There are different ways of cutting the opo squash for soup. I’ve seen it cut into cubes as well as thin semi-circular disks, but I prefer the matchsticks because they cook up in a flash and are much easier to eat. I like to eat the skin on most of my fruits and vegetables, especially when it has not been waxed. The thin skin of the opo squash adds a nice taste and crunch, but you can peel it off if you wish.

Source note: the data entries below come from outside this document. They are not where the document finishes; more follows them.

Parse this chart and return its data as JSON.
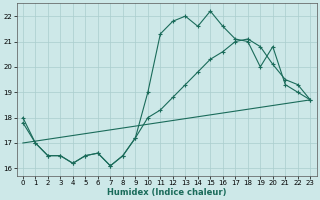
{
  "xlabel": "Humidex (Indice chaleur)",
  "xlim": [
    -0.5,
    23.5
  ],
  "ylim": [
    15.7,
    22.5
  ],
  "yticks": [
    16,
    17,
    18,
    19,
    20,
    21,
    22
  ],
  "xticks": [
    0,
    1,
    2,
    3,
    4,
    5,
    6,
    7,
    8,
    9,
    10,
    11,
    12,
    13,
    14,
    15,
    16,
    17,
    18,
    19,
    20,
    21,
    22,
    23
  ],
  "background_color": "#cde8e8",
  "grid_color": "#aacece",
  "line_color": "#1a6b5a",
  "line1_x": [
    0,
    1,
    2,
    3,
    4,
    5,
    6,
    7,
    8,
    9,
    10,
    11,
    12,
    13,
    14,
    15,
    16,
    17,
    18,
    19,
    20,
    21,
    22,
    23
  ],
  "line1_y": [
    18.0,
    17.0,
    16.5,
    16.5,
    16.2,
    16.5,
    16.6,
    16.1,
    16.5,
    17.2,
    19.0,
    21.3,
    21.8,
    22.0,
    21.6,
    22.2,
    21.6,
    21.1,
    21.0,
    20.0,
    20.8,
    19.3,
    19.0,
    18.7
  ],
  "line2_x": [
    0,
    1,
    2,
    3,
    4,
    5,
    6,
    7,
    8,
    9,
    10,
    11,
    12,
    13,
    14,
    15,
    16,
    17,
    18,
    19,
    20,
    21,
    22,
    23
  ],
  "line2_y": [
    17.8,
    17.0,
    16.5,
    16.5,
    16.2,
    16.5,
    16.6,
    16.1,
    16.5,
    17.2,
    18.0,
    18.3,
    18.8,
    19.3,
    19.8,
    20.3,
    20.6,
    21.0,
    21.1,
    20.8,
    20.1,
    19.5,
    19.3,
    18.7
  ],
  "line3_x": [
    0,
    23
  ],
  "line3_y": [
    17.0,
    18.7
  ]
}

Place soup pot over high heat and drizzle with a bit of olive oil. When oil is hot, throw in shallots and red chili powder. Toss until fragrant and put the prawns in. Stir quickly and as soon as prawns turn slightly pink, pour in the water. I usually don’t measure the water, instead, I just eye it based on the size of the squash and how watery I want the soup. Bring water to a roaring boil and dump the squash into the pot. Always cook and reheat vegetables or vegetable soup uncovered in order to retain the freshness and beautiful green color. There is nothing worse than mushy, olive-colored vegetables! Give it a stir and adjust seasoning. The soup is done when the opo turns a bit translucent. I like a bite to my opo, so I usually just take it off the burner as soon as the water starts to boil again. The opo will continue to cook in the broth even after you take it off the heat, so you don’t want to overcook it and have mush…unless you desire that texture. Immediately after taking it off the heat, add scallions and cilantro and give it a quick stir. You can eat this light and delicate soup alone or on top of a bit of jasmine rice.